21. Whoa! Keep to a manageable timetable
We can’t do everything at once. We all want grand plans! Epic 23-book thriller series! Don’t go overboard! Concentrate on what you can complete. Temper risk with reality.
22. Put yourself on the page
You are your stories and your stories are you. Who you are matters. Your experiences and feelings and opinions count. Put yourself on every page. If we cannot connect with our own stories, how can we expect anybody else to find that connection?
23. Dreaming? Get going…
Stop dreaming and start doing. Dreams are great for children. Dreams are fanciful flights of improbability. Remember you’re an adult now and it’s time to wake up or stay dreaming.
24. Are you afraid?
I hope not as fear will stop you dead. You just need preparation and pragmatism to get on with your task. Everybody who wanted to be a writer and didn’t make it, failed based on one of two reasons: one, they were lazy, or two, they were afraid. Fear is nonsense. What do you think is going to happen? Being a writer is nothing worthy of fear. It’s worthy of praise and triumph. So put your fears aside and let this be your year.

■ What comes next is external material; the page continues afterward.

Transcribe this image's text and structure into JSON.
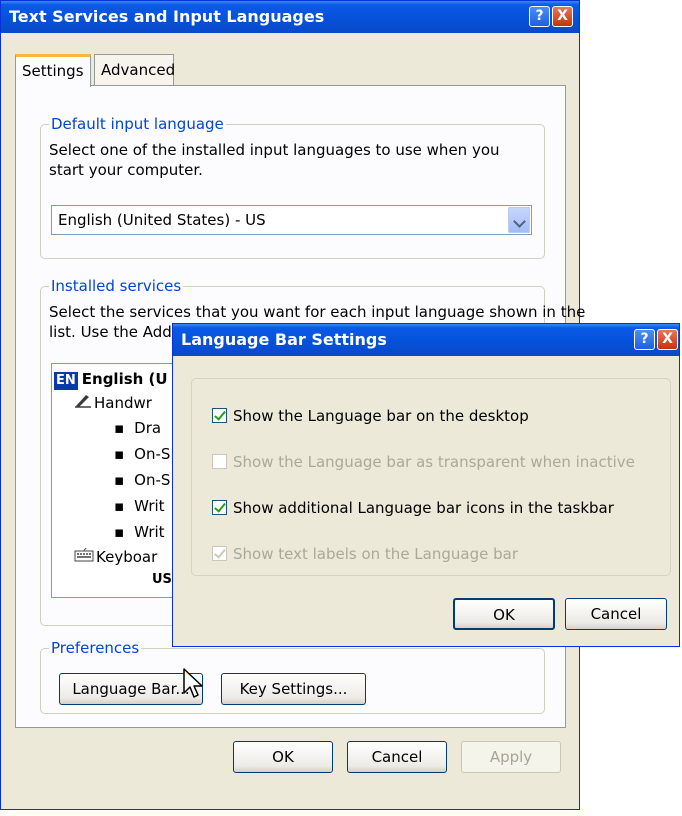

25. Keep reading this blog!
Seriously, there’s a wealth of talent around and you can pick up great tips from reading other blogs – especially if they relate to you and your writing career. Keep on writing!
A quick roundup of the past week.
The past week has been amazing. Since, “The Assassins’ Village reached those lofty heighted positions on Amazon.com #47 and Amazon.co.uk #17 respectively, the book has continued to stay high in the rankings and on many lists.
A big plus is that “The Assassins’ Village” is also constantly up and down on the “movers and shakers” list – as high as #1 - and is currently at #39! It’s been great fun watching!
Please let me once again thank everyone who has bought a copy, I certainly couldn’t do it without you.
Have a great weekend and the week ahead. I’m visiting England for a wee while to see my family and I’m looking forward to spending time there.